Isolate the alpha factors
There are forces that move stock prices that we can't see. These latent factors are picked up through PCA and isolated as the principal components. The overall stock market is usually a strong driver of returns. Macroeconomic forces like interest rates and the pandemic drive returns, too. PCA lets you isolate these statistical factors to get an idea of how much the portfolio’s returns come from these unobserved features.
Let’s take a look.
1X = np.asarray(portfolio_returns)
2factor_returns = X.dot(pca_components.T)
3factor_returns = pd.DataFrame(
4 columns=["f1", "f2", "f3", "f4", "f5"],
5 index=portfolio_returns.index,
6 data=factor_returns
7)
8factor_returns.head()
First, multiply the portfolio returns by the principal components. The dot function makes sure every return is multiplied by each of the components. the T function transposes the DataFrame. The resulting DataFrame gives you how much of that day’s portfolio return is a result of each of the three factors.
Similar stocks will be driven by similar factors.

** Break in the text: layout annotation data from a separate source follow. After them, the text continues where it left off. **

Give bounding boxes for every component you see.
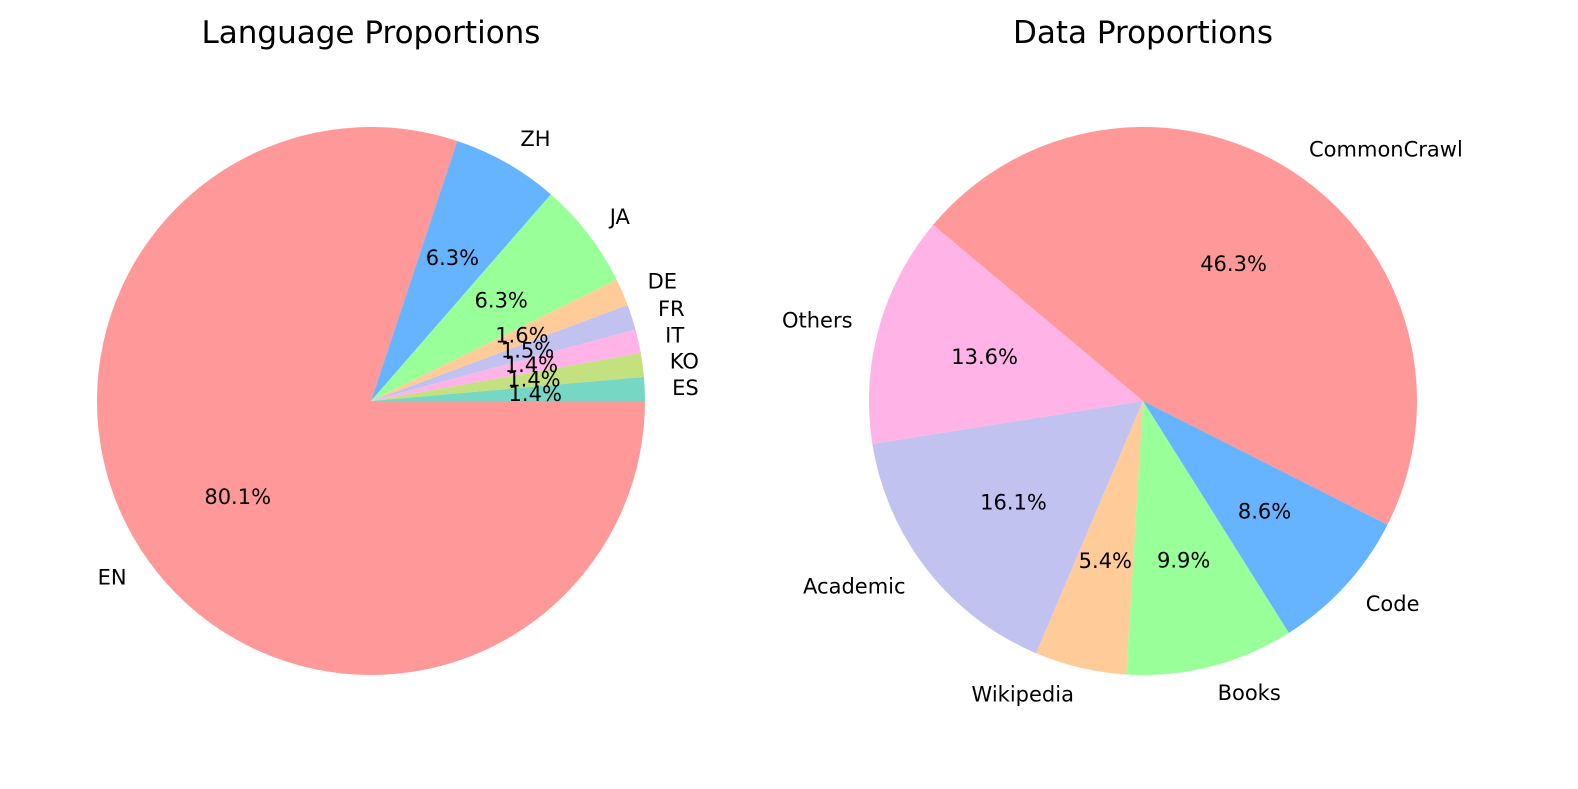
percent-label-es: 1.4% [509,382,562,406]
pie-slices [96,127,645,676]
chart-title: Data Proportions [1013,15,1273,51]
percent-label-de: 1.6% [495,324,548,348]
slice-label-zh: ZH [520,127,550,151]
slice-label-ko: KO [670,349,699,373]
slice-fr [371,304,636,401]
slice-en [96,127,645,676]
slice-es [371,376,645,401]
percent-label-zh: 6.3% [426,246,479,270]
slice-zh [371,140,551,401]
data-pie-chart: Data Proportions CommonCrawl Code Books Wik… [782,15,1463,706]
slice-label-academic: Academic [803,575,906,599]
percent-label-en: 80.1% [204,485,271,509]
percent-labels: 80.1%6.3%6.3%1.6%1.5%1.4%1.4%1.4% [204,246,562,509]
slice-books [1126,401,1289,675]
percent-label-commoncrawl: 46.3% [1200,252,1267,276]
slice-de [371,279,628,401]
slice-it [371,329,641,401]
percent-label-academic: 16.1% [980,490,1047,514]
slice-academic [872,401,1143,654]
percent-label-ja: 6.3% [475,289,528,313]
pie-slices [868,126,1418,675]
slice-others [868,224,1143,444]
slice-label-fr: FR [658,297,685,321]
percent-label-others: 13.6% [951,345,1018,369]
slice-label-commoncrawl: CommonCrawl [1309,137,1463,161]
percent-label-fr: 1.5% [501,339,554,363]
slice-code [1143,401,1388,633]
percent-label-code: 8.6% [1238,500,1291,524]
slice-labels: CommonCrawl Code Books Wikipedia Academic Oth… [782,137,1463,706]
slice-ko [371,353,644,401]
slice-label-it: IT [665,323,684,347]
slice-label-code: Code [1366,592,1420,616]
slice-label-es: ES [672,376,699,400]
slice-wikipedia [1036,401,1143,675]
percent-labels: 46.3% 8.6% 9.9% 5.4% 16.1% 13.6% [951,252,1291,573]
slice-label-en: EN [98,565,127,589]
percent-label-ko: 1.4% [507,367,560,391]
slice-commoncrawl [933,126,1418,525]
percent-label-it: 1.4% [505,353,558,377]
slice-label-others: Others [782,308,853,332]
slice-label-ja: JA [608,205,631,229]
slice-label-wikipedia: Wikipedia [972,682,1074,706]
chart-title: Language Proportions [202,15,541,51]
slice-label-de: DE [648,269,677,293]
percent-label-books: 9.9% [1157,548,1210,572]
slice-label-books: Books [1218,681,1281,705]
percent-label-wikipedia: 5.4% [1079,549,1132,573]
slice-ja [371,194,617,401]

Another great way to visualize this is with a scatter plot. Let's look at how the first three factors interact.
1fig = plt.figure()
2ax = fig.add_subplot(111, projection='3d')
3# Use one of the factors for coloring, e.g., f3
4sc = ax.scatter(data[:, 0], data[:, 1], data[:, 2], c=data[:, 2], cmap='viridis')
5ax.set_xlabel('f1')
6ax.set_ylabel('f2')
7ax.set_zlabel('f3')
8plt.colorbar(sc, ax=ax, label='f3')
9plt.show()
The result is a chart that looks like this.

You can see how the stocks are driven by the first three principal components.
This analysis covered the time period during covid. Gold stocks were bid up strongly as a hedge against inflation and uncertainty. You might consider the first factor as a “covid factor” representing uncertainty across the market. Tech stocks crashed as worries of economic health began.
Your next steps
Experiment with different data. Can you find a set that contributes to a higher percentage of explained variance?